MADALGO summer school on geometric data structures (2).

Today is raining. Usual.
Yesterday Sariel Har-Paled has started is series of talks about data structures for
geometric approximation. He has presented various topics like grids, quadtrees
and a technique for representing (approximately) the distance between points in
the space (well separated pairs decomposition).
Talking about grids, it is interesting how this data structure can be used to find the
closest pair in a set P of points on the plane. The data structure is able to
determine in linear time, given P, whether its closest pair has distance
CP(P) equal, smaller or larger than a real number \alpha.
A grid of cells of size \alpha \times \alpha is built on top of P. The data structure
maintains, for each cell, a linked list of points falling in that cell. This data structure
allows for constant time insertions (using hashing) and each time a new point is
added, it can check in constant time if the smaller distance between points changes.
Since n insertions are needed, the result follows.
Now, using this data structure in a randomized algorithm, the closest pair of a set
can be found in expected linear time bounding the expected number of times the
closest pair changes (note that the model of computation relies on hashing in
constant time, true randomization and a constant time computation for the floor
function).

Today there have also been the first lectures of John Iacono concerning the point
location problem, that is, given a space and a partition of it in polygons, find the
polygon containing a point given as the input.
A technique for facing this problem is the Kirkpatrick’s method. Let’s look at the
method in the case of \mathbb{R}^2 where we have a triangulation of the space. The
technique relies on removing an independent set of vertices. This operation could
break the triangulation, so a new one has to be computed (and this can be done
in constant time in this particular case). Then it is just sufficient to proceed in the
same way on the resulting instance, until we end up with a single, big, triangle.
Then we look at the point we want to localize and start the process of rebuilding
the triangulation keeping track of the triangle the points lies in at each step (this
can be done easily since the data structure maintains pointers from triangles at
various levels). It turns out that the number of steps needed in order to carry out
the search of the point is \log n, where n is the number of vertices, while
building the structure (as pointed out before there are pointers in the game that have
to be set up) takes O(n). Moreover the algorithm is completely deterministic.

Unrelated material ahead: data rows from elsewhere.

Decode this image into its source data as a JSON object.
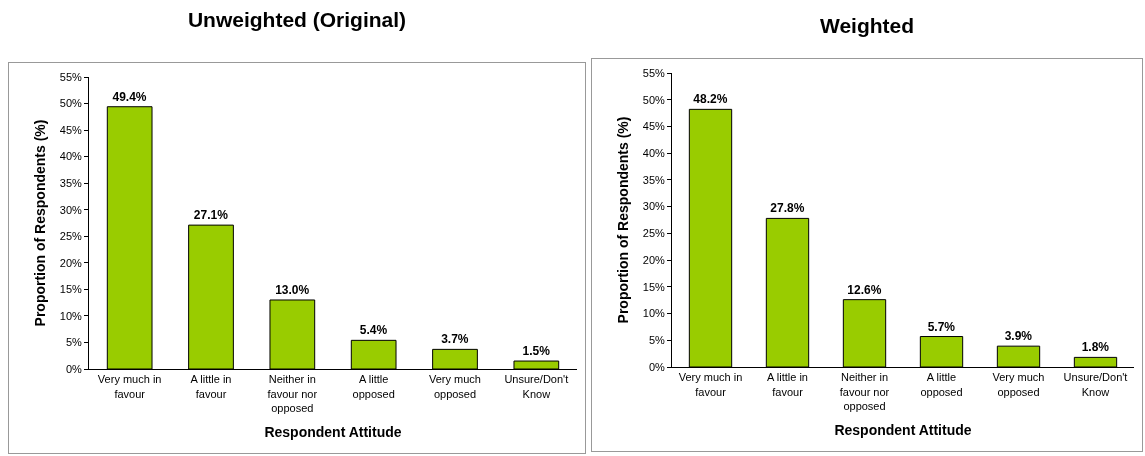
{
  "chart_data": [
    {
      "type": "bar",
      "title": "Unweighted (Original)",
      "xlabel": "Respondent Attitude",
      "ylabel": "Proportion of Respondents (%)",
      "categories": [
        "Very much in favour",
        "A little in favour",
        "Neither in favour nor opposed",
        "A little opposed",
        "Very much opposed",
        "Unsure/Don't Know"
      ],
      "values": [
        49.4,
        27.1,
        13.0,
        5.4,
        3.7,
        1.5
      ],
      "value_labels": [
        "49.4%",
        "27.1%",
        "13.0%",
        "5.4%",
        "3.7%",
        "1.5%"
      ],
      "color": "#99cc00",
      "ylim": [
        0,
        55
      ],
      "yticks": [
        {
          "value": 0,
          "label": "0%"
        },
        {
          "value": 5,
          "label": "5%"
        },
        {
          "value": 10,
          "label": "10%"
        },
        {
          "value": 15,
          "label": "15%"
        },
        {
          "value": 20,
          "label": "20%"
        },
        {
          "value": 25,
          "label": "25%"
        },
        {
          "value": 30,
          "label": "30%"
        },
        {
          "value": 35,
          "label": "35%"
        },
        {
          "value": 40,
          "label": "40%"
        },
        {
          "value": 45,
          "label": "45%"
        },
        {
          "value": 50,
          "label": "50%"
        },
        {
          "value": 55,
          "label": "55%"
        }
      ]
    },
    {
      "type": "bar",
      "title": "Weighted",
      "xlabel": "Respondent Attitude",
      "ylabel": "Proportion of Respondents (%)",
      "categories": [
        "Very much in favour",
        "A little in favour",
        "Neither in favour nor opposed",
        "A little opposed",
        "Very much opposed",
        "Unsure/Don't Know"
      ],
      "values": [
        48.2,
        27.8,
        12.6,
        5.7,
        3.9,
        1.8
      ],
      "value_labels": [
        "48.2%",
        "27.8%",
        "12.6%",
        "5.7%",
        "3.9%",
        "1.8%"
      ],
      "color": "#99cc00",
      "ylim": [
        0,
        55
      ],
      "yticks": [
        {
          "value": 0,
          "label": "0%"
        },
        {
          "value": 5,
          "label": "5%"
        },
        {
          "value": 10,
          "label": "10%"
        },
        {
          "value": 15,
          "label": "15%"
        },
        {
          "value": 20,
          "label": "20%"
        },
        {
          "value": 25,
          "label": "25%"
        },
        {
          "value": 30,
          "label": "30%"
        },
        {
          "value": 35,
          "label": "35%"
        },
        {
          "value": 40,
          "label": "40%"
        },
        {
          "value": 45,
          "label": "45%"
        },
        {
          "value": 50,
          "label": "50%"
        },
        {
          "value": 55,
          "label": "55%"
        }
      ]
    }
  ]
}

Tomorrow is the last day of the summer school, heading back to København.

MADALGO summer school on geometric data structures

Me and Nina are not on the news (well, I am sure only about me) but we are at
MADALGO in Aarhus for the summer school on geometric data structures.
This was the first day of lectures. Speakers: Mihai Patrascu (I cannot write it with
the right letters I fear) and Timothy Chan.
In the morning, Patrascu has introduced some general concepts about dimensional
range queries, leaving to Chan the task of going in the analysis of some techniques.
In the afternoon the dimensions of the queries increased, while orthogonality
decreased, making the techniques more and more challenging. Moreover, Mihai
presented some lower bounds for the predecessor problem (in the morning he also
presented some efficient techniques for the same problem), with a nice final speech
on the beauty of lower bounds and their undeserved bad reputation.

Now, I will make a personal use of a public media: in all of this I managed to get my
laptop broken so my screen now looks like there is phosphorus explosion in the
right side…

More details and facts will follow.

Efficient computation in the news

Thore Husfeldt was interviewed on Saturday on Danish national radio about the newly claimed P!=NP proof. Sudoku was used as an example of an NP-hard problem. Of course, he could not resist squeezing in an explanation of how efficient computation (in P) is affecting all of our lives. Definitely this will do more good than my own appearance in the news!